A beautiful and richly illustrated celebratory catalogue, presenting selected items from the Chapin Library at Williams College, established with gifts from Alfred C. Chapin in 1923. Chapin had been buying very good and interesting books from the best dealers for nearly a decade before the initial gift, and the collection has grown since, through purchase and donation. The Chapin Library had a dynamic founding librarian, Lucy Eugenia Osborne, and has always functioned as a teaching library for undergraduate instruction. This intention shines through in this anthology.  The collection ranges from European incunables and an Eliot Indian Bible (1663) to an Audubon Birds of America purchased from James Drake, from a miniature printing press owned by John Fast to a recent risograph artist book (and four copies of the 1855 Leaves of Grass).

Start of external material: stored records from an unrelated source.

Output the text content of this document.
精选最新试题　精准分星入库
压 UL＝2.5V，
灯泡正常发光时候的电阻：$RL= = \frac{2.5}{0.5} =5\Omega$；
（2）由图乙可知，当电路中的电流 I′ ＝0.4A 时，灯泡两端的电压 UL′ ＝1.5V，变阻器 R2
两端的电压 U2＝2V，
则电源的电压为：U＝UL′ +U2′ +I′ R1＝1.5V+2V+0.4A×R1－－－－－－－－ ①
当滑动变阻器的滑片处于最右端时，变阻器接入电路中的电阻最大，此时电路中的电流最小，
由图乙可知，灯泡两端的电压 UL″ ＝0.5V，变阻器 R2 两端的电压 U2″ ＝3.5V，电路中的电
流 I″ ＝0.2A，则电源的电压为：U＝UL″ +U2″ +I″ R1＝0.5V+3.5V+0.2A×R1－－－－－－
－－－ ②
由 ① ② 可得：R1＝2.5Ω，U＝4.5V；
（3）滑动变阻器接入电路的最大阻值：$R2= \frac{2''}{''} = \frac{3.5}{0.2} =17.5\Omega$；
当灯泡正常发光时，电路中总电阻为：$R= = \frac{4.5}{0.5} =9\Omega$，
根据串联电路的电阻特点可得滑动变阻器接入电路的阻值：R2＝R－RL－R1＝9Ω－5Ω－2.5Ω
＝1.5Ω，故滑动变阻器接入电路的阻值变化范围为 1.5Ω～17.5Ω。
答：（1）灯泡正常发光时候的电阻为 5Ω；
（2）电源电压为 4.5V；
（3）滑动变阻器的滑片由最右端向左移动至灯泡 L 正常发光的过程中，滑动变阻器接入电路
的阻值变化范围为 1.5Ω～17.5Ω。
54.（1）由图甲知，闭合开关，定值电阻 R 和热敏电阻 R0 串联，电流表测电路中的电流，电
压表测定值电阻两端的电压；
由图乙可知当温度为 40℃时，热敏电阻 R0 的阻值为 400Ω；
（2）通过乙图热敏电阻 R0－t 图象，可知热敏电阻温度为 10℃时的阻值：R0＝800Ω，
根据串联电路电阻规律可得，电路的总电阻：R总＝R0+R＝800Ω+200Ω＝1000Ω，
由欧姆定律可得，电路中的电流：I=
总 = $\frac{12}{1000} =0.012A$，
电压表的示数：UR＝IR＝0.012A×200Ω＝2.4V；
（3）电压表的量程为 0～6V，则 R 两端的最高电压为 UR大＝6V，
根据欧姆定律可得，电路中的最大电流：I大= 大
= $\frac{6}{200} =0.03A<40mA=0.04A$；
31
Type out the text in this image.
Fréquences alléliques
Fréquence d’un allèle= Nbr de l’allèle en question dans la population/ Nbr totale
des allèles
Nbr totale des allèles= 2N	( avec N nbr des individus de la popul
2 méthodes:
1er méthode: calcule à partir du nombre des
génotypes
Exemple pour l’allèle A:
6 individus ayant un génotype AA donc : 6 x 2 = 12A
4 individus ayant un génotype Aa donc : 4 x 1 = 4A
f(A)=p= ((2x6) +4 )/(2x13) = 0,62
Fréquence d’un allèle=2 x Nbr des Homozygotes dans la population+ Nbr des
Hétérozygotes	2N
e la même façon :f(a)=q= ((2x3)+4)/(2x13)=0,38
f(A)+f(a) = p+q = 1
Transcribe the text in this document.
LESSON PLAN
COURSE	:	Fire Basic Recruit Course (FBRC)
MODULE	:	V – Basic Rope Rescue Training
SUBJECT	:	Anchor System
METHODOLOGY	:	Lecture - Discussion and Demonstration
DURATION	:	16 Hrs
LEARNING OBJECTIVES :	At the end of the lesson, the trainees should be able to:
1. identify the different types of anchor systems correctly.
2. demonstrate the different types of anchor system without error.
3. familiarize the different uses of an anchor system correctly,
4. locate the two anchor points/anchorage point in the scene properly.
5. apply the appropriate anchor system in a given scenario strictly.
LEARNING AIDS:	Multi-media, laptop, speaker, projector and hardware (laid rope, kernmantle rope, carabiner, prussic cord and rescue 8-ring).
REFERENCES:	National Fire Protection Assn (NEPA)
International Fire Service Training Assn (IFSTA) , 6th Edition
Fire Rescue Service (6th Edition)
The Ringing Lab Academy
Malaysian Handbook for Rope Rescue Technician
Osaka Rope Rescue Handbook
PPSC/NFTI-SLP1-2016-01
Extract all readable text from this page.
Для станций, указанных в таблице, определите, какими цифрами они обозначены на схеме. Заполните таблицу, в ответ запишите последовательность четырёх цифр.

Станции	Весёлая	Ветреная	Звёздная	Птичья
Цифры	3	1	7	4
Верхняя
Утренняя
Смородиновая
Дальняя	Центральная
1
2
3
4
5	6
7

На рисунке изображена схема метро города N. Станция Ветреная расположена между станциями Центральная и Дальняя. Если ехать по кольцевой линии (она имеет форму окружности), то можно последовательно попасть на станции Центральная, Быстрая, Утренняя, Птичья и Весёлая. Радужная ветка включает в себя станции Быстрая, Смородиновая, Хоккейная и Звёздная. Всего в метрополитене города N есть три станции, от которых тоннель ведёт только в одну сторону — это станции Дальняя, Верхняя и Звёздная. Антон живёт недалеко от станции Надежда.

The short pieces about the books are by alumni (long gone and recent), past and present curators and librarians, faculty members, and others. The photographs, by Nicole Neenan, are nicely reproduced. This is an important publication, a concise and compelling testimony about why books and libraries are central to education.

— — —

— Timothy d’Arch Smith. The Stammering Librarian. [Strange Attractor, 2024]
I am delighted to have come across this collection of essays by bookseller, novelist, and bibliographer Timothy d’Arch Smith, whose novel Alembic (1992) appears in my Grolier Club exhibition checklist. The title essay and one or two of the other pieces link up directly to the concerns of his excellent memoir of bookselling in London in the 1960s, The Times Deceas’d (2003). There are memoirs of persons real and imaginary, including The Rev. T. Hartington Quince M.A., a Nicholas Jenkins / Anthony Powell pastiche now first published for a wider audience, though the British Library entry for the original appearance (in an edition of 15 copies in 1991, shelfmark YA.1992.b.6526), records Nicholas Jenkins as a “creator” ! Cricket, novelist Julia Frankau, school slang, and Aleister Crowley are other topics.

— — —

Over the next several weeks it will become ever clearer that I have embarked upon reading Michael Innes, whose wordplay and inventiveness are a pleasure. John Clute alerted me to The Secret Vanguard, and Mark Valentine lists Appleby’s End among his short list of Finest Quality Old English Yarns. I am enjoying the variety of this box of mostly tatty paperbacks — after reading a POD edition of The Secret Vanguard I decided that I am happier with a worn paperback — and I will eventually do something than merely extract interesting phrases.

— Michael Innes. Stop Press [1939]. Penguin Books, [1958].
——The Gay Phoenix. A Novel [1976]. Book Club Associates, [1976].
——. Hare sitting up [1959]. Penguin Books, [1964].

Jean turned and faced him. ‘Could you possibly,’ she said, ‘cut the cackle? And tell me what all this is about?’

——. Appleby’s End [1945]. Penguin Books, [1972].

Abbott’s Yatter, King’s Yatter, Drool, Linger Junction, Sleeps Hill, Boxer’s Bottom, Sneak, Snarl, Appleby’s End, Dream

‘Mister,’ he said heavily, ‘did ’ee ever see a saw ?’

— — —

— Michael Zinman. The Critical Mess. [Privately printed], 2025.
Compendium of articles by and about legendary collector of Americana Michael Zinman, whose “critical mess” theory is trickier than a casual glance might suggest :

“If you have enough stuff, good and not so good, you see things that someone collecting only fine copies will miss. This doesn’t in any way cast aspersion on the collector who desires the finest copy of a work, it’s just another way of approaching this world.”